Something smells, and it is not the cheese
Pizzeria owners are taking a hit again, or so they claim. Dairy prices across the country are affecting their bottom line, and especially their profit margins. So according to media reports, a coalition (careful in my use of that word) of pizzeria operators are approaching the Canadian Dairy Commission to ask them to lower their prices. Some pizzeria owners have publically stated they are ‘unable’ to pass on the higher cheese prices to their customers.
Unable or unwilling?
This is the problem I have with food services, and in fact, the majority of the retail food sector: the unwritten mandate that says, “We have to keep our prices rock bottom!” Why? If nothing else, the Chinese melamine scandal this past year should have taught our society that this ‘lowest price is the law’ mentality can cause serious harm. When price is the primary determining factor, the cost of production has to ratchet down continuously, and usually, that is not a good thing.
Besides, it is not the job of the wheat grower, the dairy producer or the beef or pork farmer to work for less than the cost of production, just so Joe Average Canadian can continue to buy his pizza with the requisite amount of cheese. In a free market economy, supply and demand have to operate in conjunction with each other. If it costs more for the baker to make bread, then the consumer must pay his share for that increase; especially with something as convenience-oriented as pizza. To my way of thinking, people should be paying more for food, and considerably more for food that is based on high fat, maximum convenience and less on nutritive value. So pizzeria owners are not alone in this scenario.
Above all, we have to stop allowing the food service providers, particularly fast food outlets and grocery stores, to blame increasing costs for food on primary producers.
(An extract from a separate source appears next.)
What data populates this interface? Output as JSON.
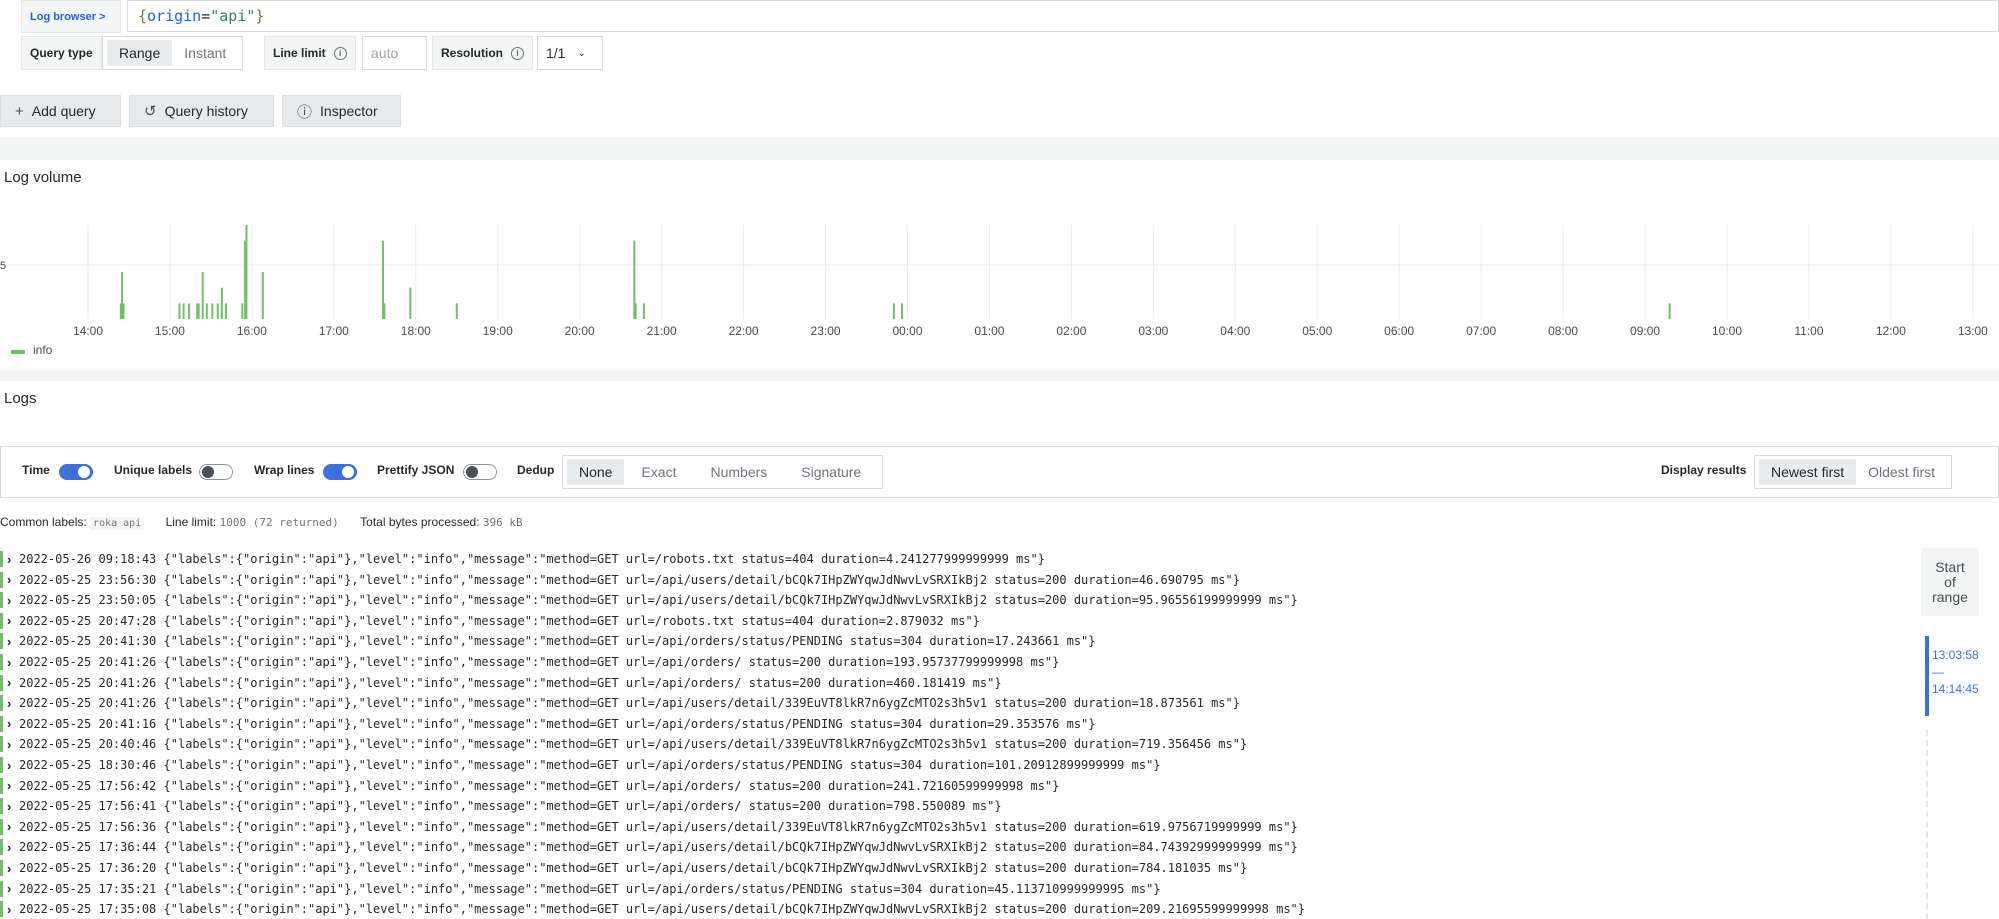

It defies logic that growers and producers are living the good life amidst the volatility that exists in the commodity and livestock markets today.
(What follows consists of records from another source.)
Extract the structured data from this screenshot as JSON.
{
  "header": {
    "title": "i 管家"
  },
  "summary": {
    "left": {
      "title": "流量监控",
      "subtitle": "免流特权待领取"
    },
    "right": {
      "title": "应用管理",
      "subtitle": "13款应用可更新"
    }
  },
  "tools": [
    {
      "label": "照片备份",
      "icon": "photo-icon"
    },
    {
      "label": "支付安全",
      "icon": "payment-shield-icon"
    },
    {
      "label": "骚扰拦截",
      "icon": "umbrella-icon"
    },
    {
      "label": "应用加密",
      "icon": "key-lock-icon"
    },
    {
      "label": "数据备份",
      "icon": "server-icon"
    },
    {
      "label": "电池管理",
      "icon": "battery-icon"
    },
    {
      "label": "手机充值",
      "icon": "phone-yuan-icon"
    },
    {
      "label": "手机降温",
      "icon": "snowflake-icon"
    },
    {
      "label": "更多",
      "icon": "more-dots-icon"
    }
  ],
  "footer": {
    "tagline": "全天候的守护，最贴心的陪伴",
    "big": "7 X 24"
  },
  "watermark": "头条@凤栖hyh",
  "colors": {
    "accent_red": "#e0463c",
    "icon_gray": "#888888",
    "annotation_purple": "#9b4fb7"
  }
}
(At this point, the mainstream media can take a bow; their lack of fair and accurate reporting has been a big help!).
Who is more annoying?
Speaking of convenience-oriented foods, my tolerance for President’s Choice fare is waning rapidly. The notion that lasagna takes three hours to prepare is about as ludicrous as Galen Weston’s snappy urban apparel.
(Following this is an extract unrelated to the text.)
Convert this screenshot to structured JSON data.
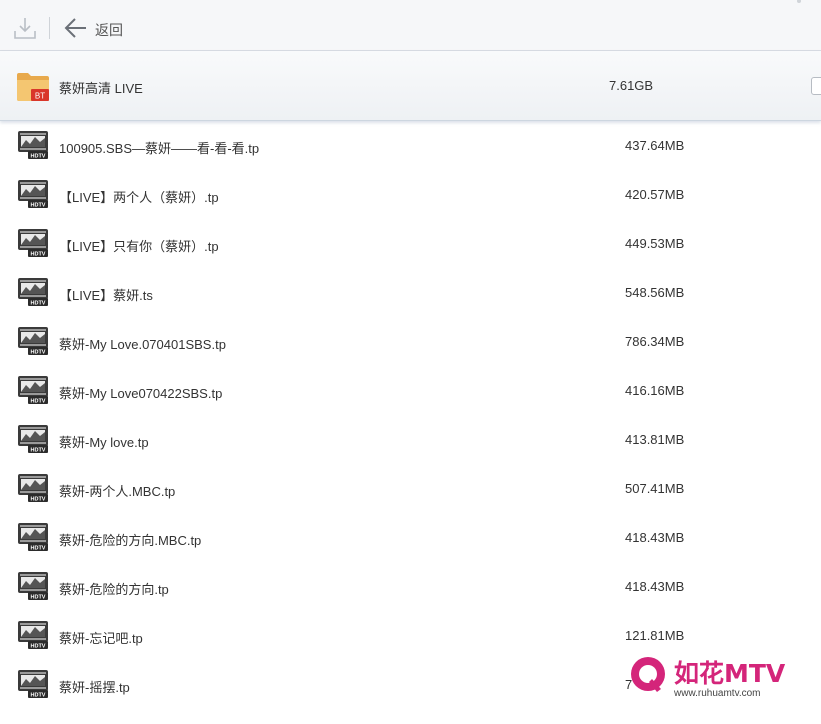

More important is the question of whether absence really makes the heart grow fonder. If it does, then Galen Weston and his inane shilling of cheesecake and dinnerware make him more annoying than the Canadian Tire Guy.
You can’t fix stupid
Events in Ottawa in the past two weeks have plumbed new depths for the word ‘stupid’. The idea of a coalition whose members include a now-deposed leader, a socialist and a separatist is laughable, were it not so ominous. Although it has faded from the forethoughts of most Canadians, when it first reared its ugly three-faced head, I viewed this coalition in much the same way as a military junta overthrowing a duly-elected government.
Is Canada not still a democracy? Did we not just go through a $300+ million election process to determine who would lead Parliament?
Granted, Stephen Harper has to shoulder some of the blame: he pledged to work cooperatively after the election, and for the most part, he carried out that job with the same degree of success that the mainstream media exhibits in providing fair and accurate reporting (media members: take another bow).
Still, one recent news item showed that we Canadians, do not have the market cornered when it comes to ‘stupid’. Oddly enough, the US Environmental Protection Agency has upped the ante with a proposed tax on dairy and livestock producers, to cover the amount of methane expelled by belching and flatulent cows and hogs. The proposed levy of $175 per dairy cow, $87.50 per beef cow and $20 per hog could wind-up costing a producer upwards of $30 – 40,000 per year, depending on the size of their herd. State legislators and farm groups are pledging to battle the passage of this bill, and it is hoped more-intelligent heads prevail, never mind the part about being cooler.
I’d better stop now.
But I’ll leave you with my special wish, to you and all those you hold dear in your heart and in your thoughts;
The Very Best this Holiday Season.
A Merry Christmas, and a Happy, Safe and Healthy New Year.